Highlighting the increasing need for teachers and bus drivers, Grams continued, “drivers are very critical. They’re hard to get and they keep increasing the requirements for bus driving licenses and that’s been a bit of a challenge.”

Rescue dollars

Klobuchar referenced several peaks in omicron cases placing strain on teachers and forcing some districts to return to virtual learning when schools become short-staffed.

“As omicron has reached its peak in some places, (addressing staffing issues) has always been a long-term focus,” Klobuchar added. “You’re probably using lots of substitute teachers and the like. The ESSER fund was one of the things we put out immediately and we’ve done a lot to help you through this.”

The ESSER, or Elementary and Secondary School Emergency Relief fund , was passed by Congress in March 2020 to set aside approximately $13.2 billion for schools across the nation to address impacts of the pandemic.

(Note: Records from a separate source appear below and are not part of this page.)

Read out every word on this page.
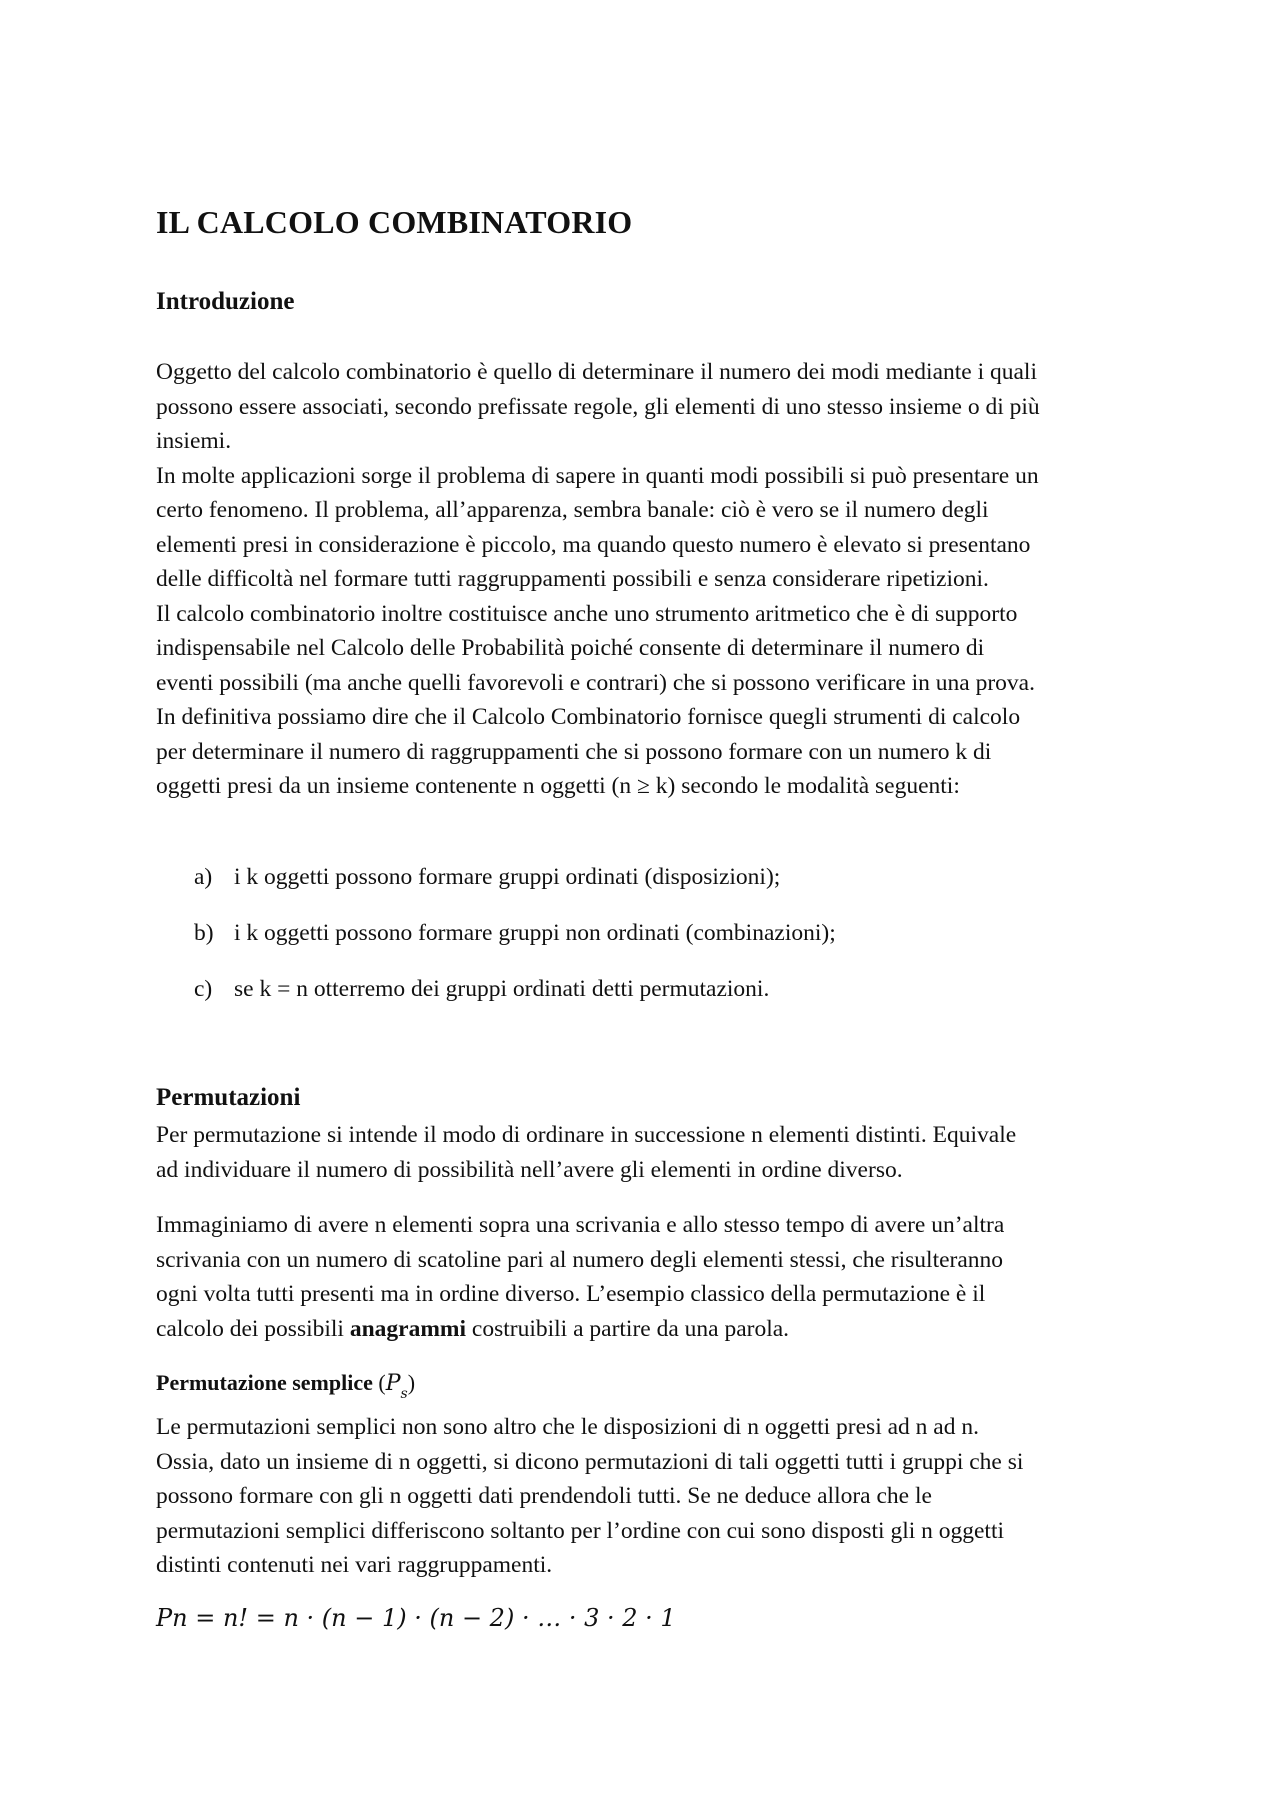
IL CALCOLO COMBINATORIO
Introduzione

Oggetto del calcolo combinatorio è quello di determinare il numero dei modi mediante i quali

possono essere associati, secondo prefissate regole, gli elementi di uno stesso insieme o di più

insiemi.

In molte applicazioni sorge il problema di sapere in quanti modi possibili si può presentare un

certo fenomeno. Il problema, all’apparenza, sembra banale: ciò è vero se il numero degli

elementi presi in considerazione è piccolo, ma quando questo numero è elevato si presentano

delle difficoltà nel formare tutti raggruppamenti possibili e senza considerare ripetizioni.

Il calcolo combinatorio inoltre costituisce anche uno strumento aritmetico che è di supporto

indispensabile nel Calcolo delle Probabilità poiché consente di determinare il numero di

eventi possibili (ma anche quelli favorevoli e contrari) che si possono verificare in una prova.

In definitiva possiamo dire che il Calcolo Combinatorio fornisce quegli strumenti di calcolo

per determinare il numero di raggruppamenti che si possono formare con un numero k di

oggetti presi da un insieme contenente n oggetti (n ≥ k) secondo le modalità seguenti:

a) i k oggetti possono formare gruppi ordinati (disposizioni);
b) i k oggetti possono formare gruppi non ordinati (combinazioni);
c) se k = n otterremo dei gruppi ordinati detti permutazioni.
Permutazioni

Per permutazione si intende il modo di ordinare in successione n elementi distinti. Equivale

ad individuare il numero di possibilità nell’avere gli elementi in ordine diverso.

Immaginiamo di avere n elementi sopra una scrivania e allo stesso tempo di avere un’altra

scrivania con un numero di scatoline pari al numero degli elementi stessi, che risulteranno

ogni volta tutti presenti ma in ordine diverso. L’esempio classico della permutazione è il

calcolo dei possibili anagrammi costruibili a partire da una parola.

Permutazione semplice $(P_s)$

Le permutazioni semplici non sono altro che le disposizioni di n oggetti presi ad n ad n.

Ossia, dato un insieme di n oggetti, si dicono permutazioni di tali oggetti tutti i gruppi che si

possono formare con gli n oggetti dati prendendoli tutti. Se ne deduce allora che le

permutazioni semplici differiscono soltanto per l’ordine con cui sono disposti gli n oggetti

distinti contenuti nei vari raggruppamenti.

Pn = n! = n · (n − 1) · (n − 2) · … · 3 · 2 · 1
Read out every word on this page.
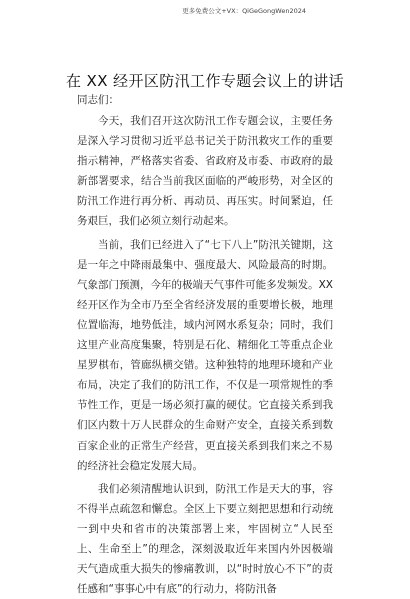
更多免费公文+VX：QiGeGongWen2024
在 XX 经开区防汛工作专题会议上的讲话
同志们：

今天，我们召开这次防汛工作专题会议，主要任务是深入学习贯彻习近平总书记关于防汛救灾工作的重要指示精神，严格落实省委、省政府及市委、市政府的最新部署要求，结合当前我区面临的严峻形势，对全区的防汛工作进行再分析、再动员、再压实。时间紧迫，任务艰巨，我们必须立刻行动起来。

当前，我们已经进入了“七下八上”防汛关键期，这是一年之中降雨最集中、强度最大、风险最高的时期。气象部门预测，今年的极端天气事件可能多发频发。XX 经开区作为全市乃至全省经济发展的重要增长极，地理位置临海，地势低洼，域内河网水系复杂；同时，我们这里产业高度集聚，特别是石化、精细化工等重点企业星罗棋布，管廊纵横交错。这种独特的地理环境和产业布局，决定了我们的防汛工作，不仅是一项常规性的季节性工作，更是一场必须打赢的硬仗。它直接关系到我们区内数十万人民群众的生命财产安全，直接关系到数百家企业的正常生产经营，更直接关系到我们来之不易的经济社会稳定发展大局。

我们必须清醒地认识到，防汛工作是天大的事，容不得半点疏忽和懈怠。全区上下要立刻把思想和行动统一到中央和省市的决策部署上来，牢固树立“人民至上、生命至上”的理念，深刻汲取近年来国内外因极端天气造成重大损失的惨痛教训，以“时时放心不下”的责任感和“事事心中有底”的行动力，将防汛备
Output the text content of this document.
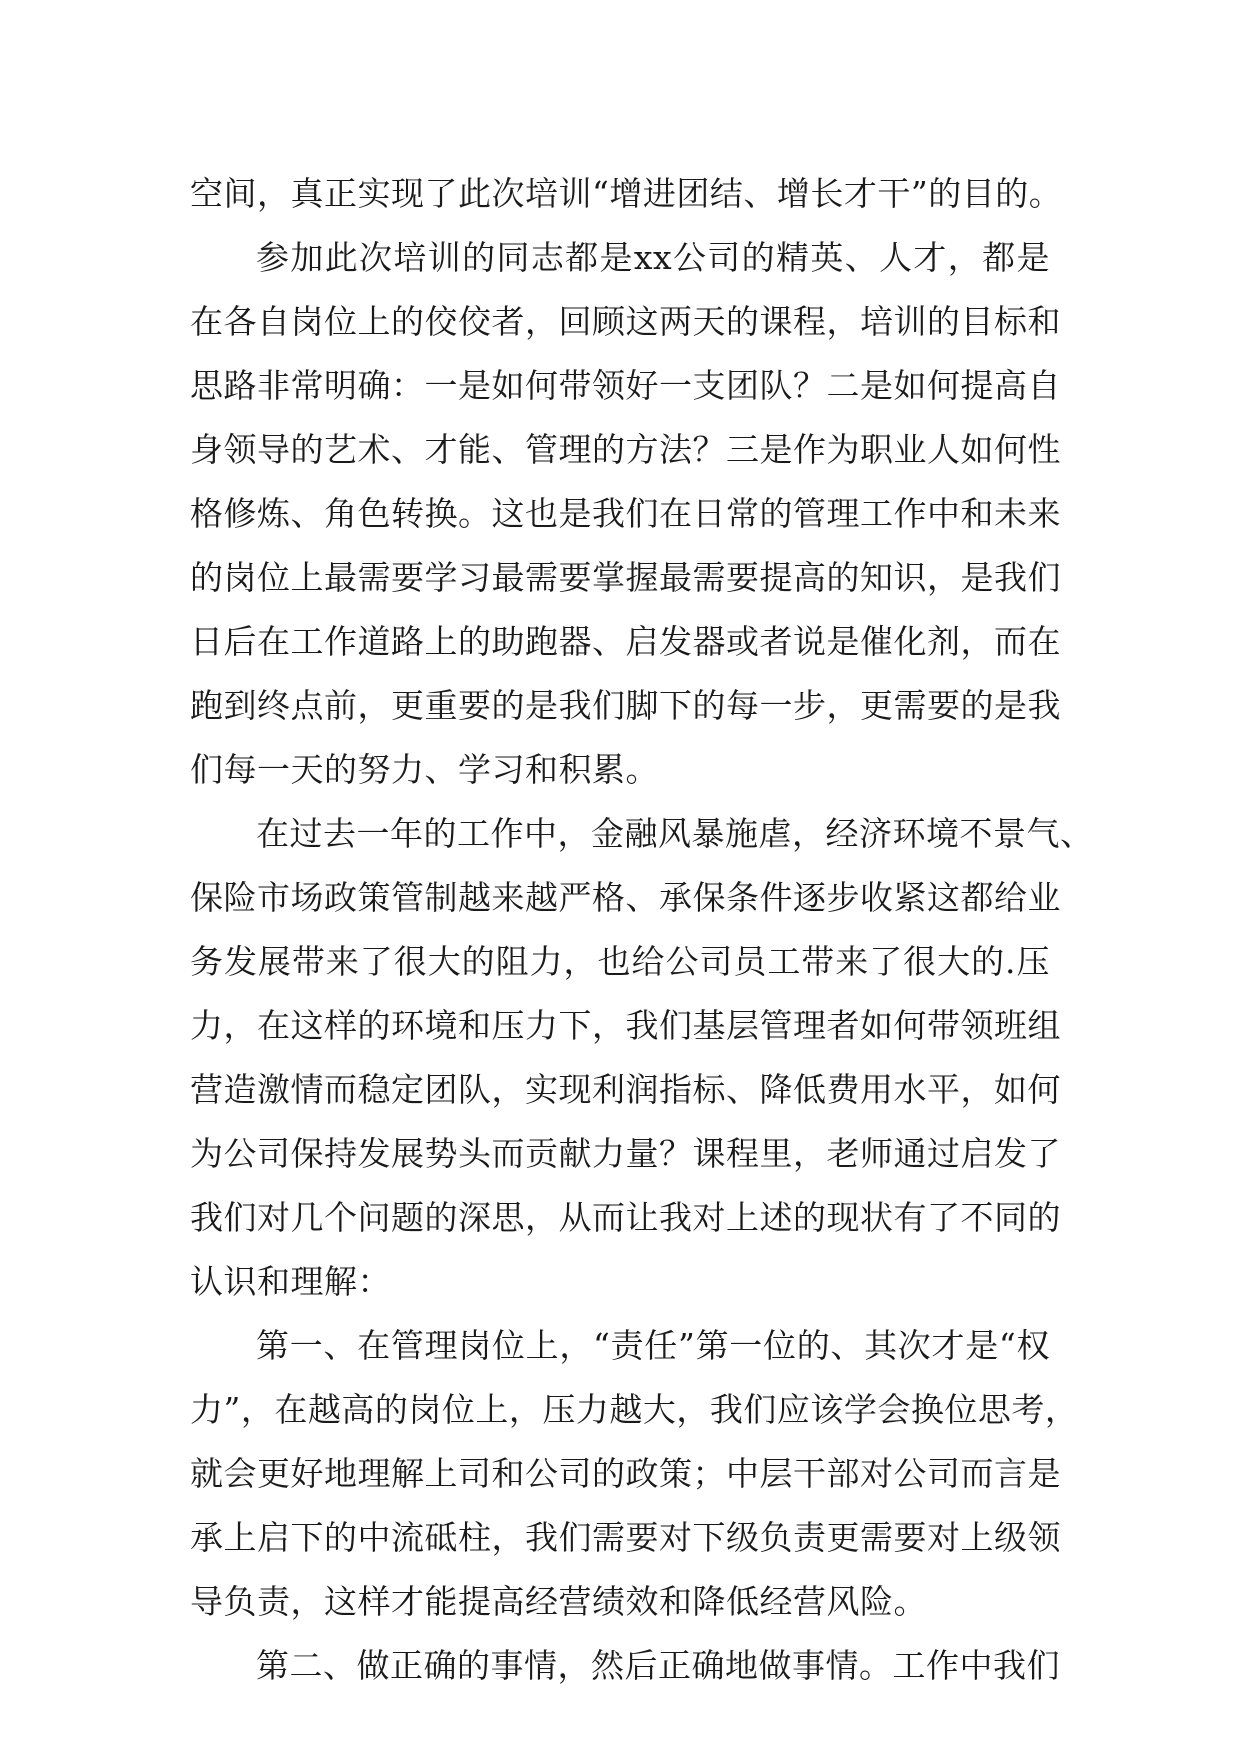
空间，真正实现了此次培训“增进团结、增长才干”的目的。
参加此次培训的同志都是xx公司的精英、人才，都是
在各自岗位上的佼佼者，回顾这两天的课程，培训的目标和
思路非常明确：一是如何带领好一支团队？二是如何提高自
身领导的艺术、才能、管理的方法？三是作为职业人如何性
格修炼、角色转换。这也是我们在日常的管理工作中和未来
的岗位上最需要学习最需要掌握最需要提高的知识，是我们
日后在工作道路上的助跑器、启发器或者说是催化剂，而在
跑到终点前，更重要的是我们脚下的每一步，更需要的是我
们每一天的努力、学习和积累。
在过去一年的工作中，金融风暴施虐，经济环境不景气、
保险市场政策管制越来越严格、承保条件逐步收紧这都给业
务发展带来了很大的阻力，也给公司员工带来了很大的.压
力，在这样的环境和压力下，我们基层管理者如何带领班组
营造激情而稳定团队，实现利润指标、降低费用水平，如何
为公司保持发展势头而贡献力量？课程里，老师通过启发了
我们对几个问题的深思，从而让我对上述的现状有了不同的
认识和理解：
第一、在管理岗位上，“责任”第一位的、其次才是“权
力”，在越高的岗位上，压力越大，我们应该学会换位思考，
就会更好地理解上司和公司的政策；中层干部对公司而言是
承上启下的中流砥柱，我们需要对下级负责更需要对上级领
导负责，这样才能提高经营绩效和降低经营风险。
第二、做正确的事情，然后正确地做事情。工作中我们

A supplemental ESSER funding stream was passed in December 2020 and provided an additional $54.3 billion.

The American Rescue Plan Act was signed into law in March 2021 and provided a third round of relief funding totaling $122 billion. These funds aimed to help school districts safely reopen and sustain safe operations in the midst of the pandemic.

Kelliher schools received approximately $95,000 in ESSER I, $341,000 in ESSER II and $767,000 in ARP funding.

Keeping lunches free

Keeping with the financial theme, Grams advocated for continuing the free lunch program for all students and reducing the burden on staff members as a result.

“We put so much time into having our secretaries call families when they need to put money into their kid’s lunch account,” Grams detailed. “Then there’s the time spent collecting the money, depositing and keeping track of it. In this day and age, it would be really nice to continue the free lunch program for kids and just let it be.”

Though Grams was unsure of the funding mechanism to continue free lunches, Klobuchar agreed that the free lunch program has been very popular and easier to track ever since the change from a percentage of students receiving free lunches to all students receiving them.

The Biden-Harris Administration approved $1.5 billion in funding from the U.S. Department of Agriculture this past December to address supply chain disruptions brought on by the pandemic specifically for school meal programs.

$1 billion was allocated to help schools purchase food for their meal programs, $300 million for states to purchase USDA foods to distribute to schools and $200 million for cooperative agreements to purchase local foods from historically underused producers.

Minnesota received about $26.3 million split between these three allocations.

Situational struggles

Other superintendents spoke about their respective situations in terms of learning models, learning loss, enrollment and child care issues exacerbated by the pandemic.

Recognizing the value of in-person learning, Klobuchar mentioned, “A lot of districts in the state are back in person, which I think is the right thing to do. But, you have other schools that have to go remote here and there for short or longer periods of time and I know that’s been hard.”

Kelliher Schools has kept in-person instruction intact since the beginning of the school year. Social distancing, vaccines and face coverings are not required, though masks are required in school vehicles per guidance from the Centers for Disease Control and Prevention.

Students and staff are asked to conduct a daily health screening and enhanced cleaning procedures are still in place for the district.

With plans to continue supporting schools in their new normal in a bipartisan way, Klobuchar echoed the sentiments of Duluth Mayor Emily Larson in closing, “we can see the lighthouse on the horizon.”